Let me first start by saying that doing an elimination diet is not easy - it takes personal commitment and time. Getting into all the fine details of what you can and cannot eat is simply too detailed for a blog. But I can give you the broad strokes of how it works. You begin by ‘eliminating’ all dairy products, sugar, wheat, gluten, and certain carbohydrates, veggies, fruits, nuts, and legumes - Gottschall’s book outlines in detail what you can and what you can’t eat.
After being on the strict ‘elimination diet’ for one month evaluate your symptoms and how you are feeling.

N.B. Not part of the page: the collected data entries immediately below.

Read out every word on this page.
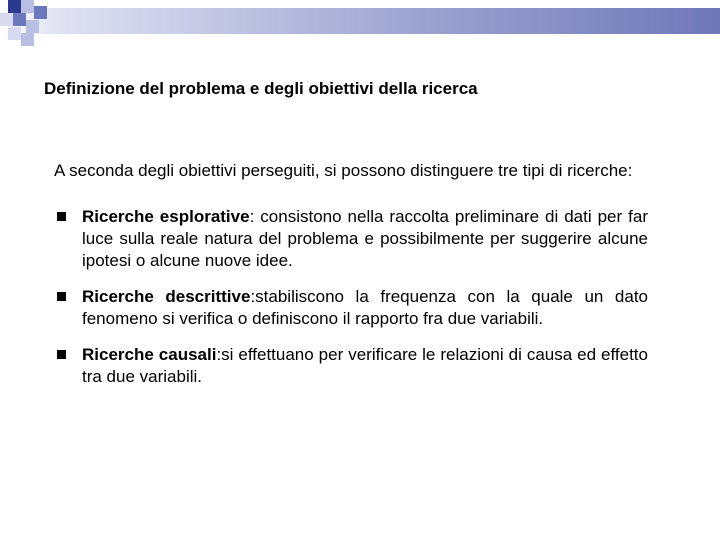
Definizione del problema e degli obiettivi della ricerca

A seconda degli obiettivi perseguiti, si possono distinguere tre tipi di ricerche:

Ricerche esplorative: consistono nella raccolta preliminare di dati per far luce sulla reale natura del problema e possibilmente per suggerire alcune ipotesi o alcune nuove idee.
Ricerche descrittive:stabiliscono la frequenza con la quale un dato fenomeno si verifica o definiscono il rapporto fra due variabili.
Ricerche causali:si effettuano per verificare le relazioni di causa ed effetto tra due variabili.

If, by this time, your symptoms have not improved at all then continuing with the diet probably won’t work for you. But if you do notice a difference then you should continue. After having been on the elimination diet for about two months you can begin to add-back one food item at a time. Say you decide to add-back cow’s milk - drink one serving at breakfast then note - in a food journal - how you feel after you drink it. If you have no adverse effects then drink another serving at lunch, again note how you feel, and then have one more serving at dinner. If you have no adverse effects from any of the additions you can most likely count that food on your ‘safe’ list. If you do have symptoms then write them down in your journal and note how you feel.
It will take time to add-back the foods that you eliminated but it is well worth it, at least it was for me. By the end of my elimination diet I had identified a number of foods and beverages that were on my ‘don’t eat’ list among them were preservatives of any kind - this means that all prepared foods were now on my ‘don’t’ eat’ list, high fructose corn syrup, red food coloring, beef, crab, lobster, yellow corn (white is okay, though), lettuce (actually, anything leafy and green), melons, apples, citrus fruits, milk, popcorn, most legumes, and alcohol and caffeine, among other things.
I found that sticking to my ‘good food’ list helped me to feel better, to gain more energy as well as to put some pounds back onto what had become a skeletal frame. I looked healthier, I felt healthier, and even though I wasn’t ‘cured’ I knew I was onto something. So, I decided that even though it was hard to stick to my good food list I found that when I ate something from my ‘don’t eat’ list I simply felt bad and many of my IBD symptoms returned. It just wasn’t worth eating those foods if they were going to make me feel so awful. Some people I run into tell me they could never do this diet or eat like I do and I tell them that if and when they feel terrible enough they, too, will find that they can do it too.
Trying an elimination diet won’t hurt and it just might help - it only takes a month to see if this type of diet might help you. Maybe you should try it.